Como el desayuno de Dave consistía en una taza de café sin leche, y nada más, al cabo de veinte minutos ya se la había bebido, había leído el diario, había aclarado la taza y había vuelto al piso de arriba para vestirse. Eran apenas las 7 en punto. Trescientos sesenta y cuatro días al año mantenía cerrados los dormitorios de sus hijas, pero ese día los abría, cada año, y se permitía entrar y mirarlos un rato. Era como un Barbazul al revés. Si algún día una mujer fuese a vivir con él a esa casa -cosa más que improbable, pero teóricamente posible-, seguro que iba a prohibirle que entrara en esas habitaciones. Y sin duda ella no le haría caso y se colaría para mirarlas a espaldas de él. Y no para encontrar allí los cadáveres de las anteriores esposas de Dave, sino el mundo encapsulado y perfectamente conservado de sus hijas tal como estaba en abril de 1975.

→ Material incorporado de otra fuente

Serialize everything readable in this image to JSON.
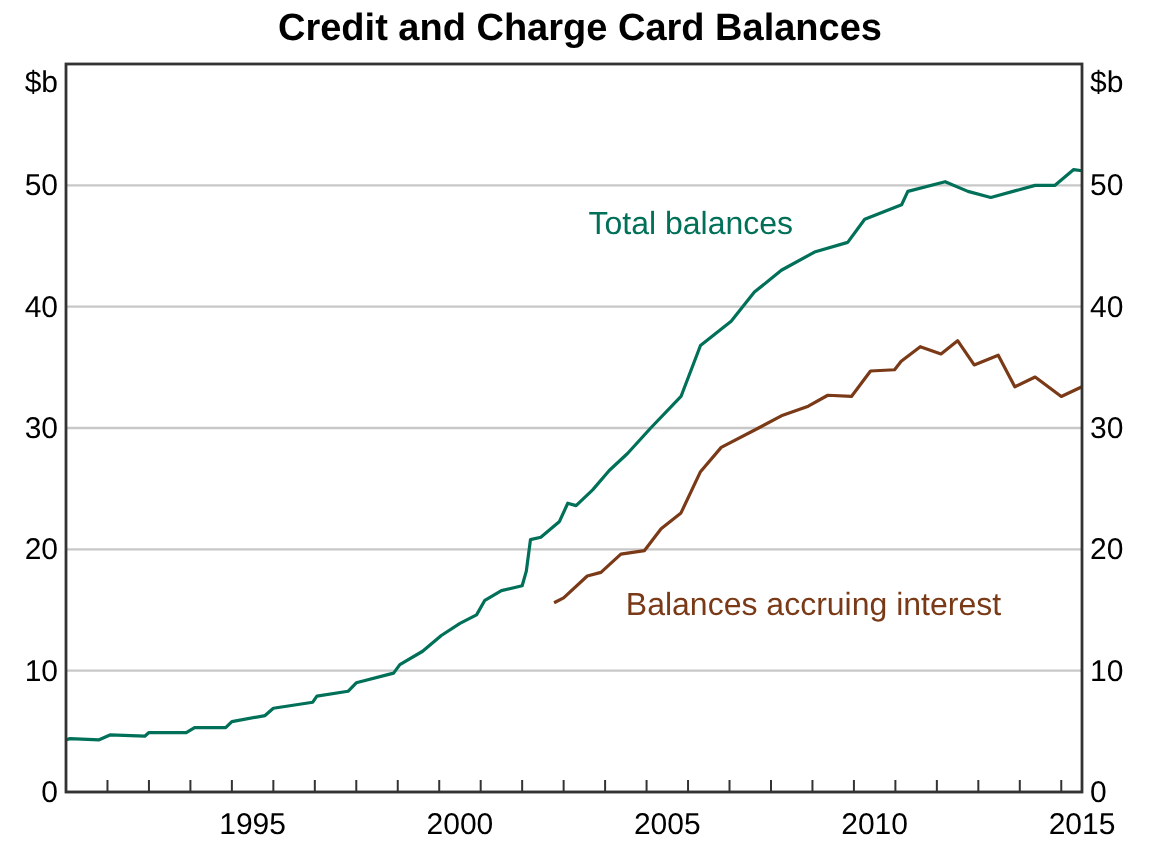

En la habitación de colores rosa y blanco donde dormía Heather, seguía estando Max, el personaje de la historia de ¿Dónde se encuentra la vida silvestre?, que seguía dando la vuelta al mundo y encontraba por fin la isla de la vida silvestre, y sorprendentemente le daba tiempo a volver a casa para cenar. En las paredes, por encima de Max, habían ido encontrando refugio unos cuantos ídolos de adolescencia, unos chicos de fuerte dentadura, exactamente iguales los unos a los otros a los ojos de Dave. Al lado, en la habitación de Sunny, había un ambiente de chica bastante mayor, sin más huellas de la infancia que un colgante de pared, el trabajo manual que había realizado Sunny sobre biología marina, una escena submarina que ella elaboró con mucho esfuerzo en punto de cruz. Había merecido un sobresaliente por ese trabajo, pero antes la profesora estuvo interrogando a Miriam, incapaz de creer que la pequeña Sunny hubiera sido capaz de hacer aquello ella sola. Dave se puso furioso al saber que alguien se atrevía a dudar del talento y de la palabra de su hija.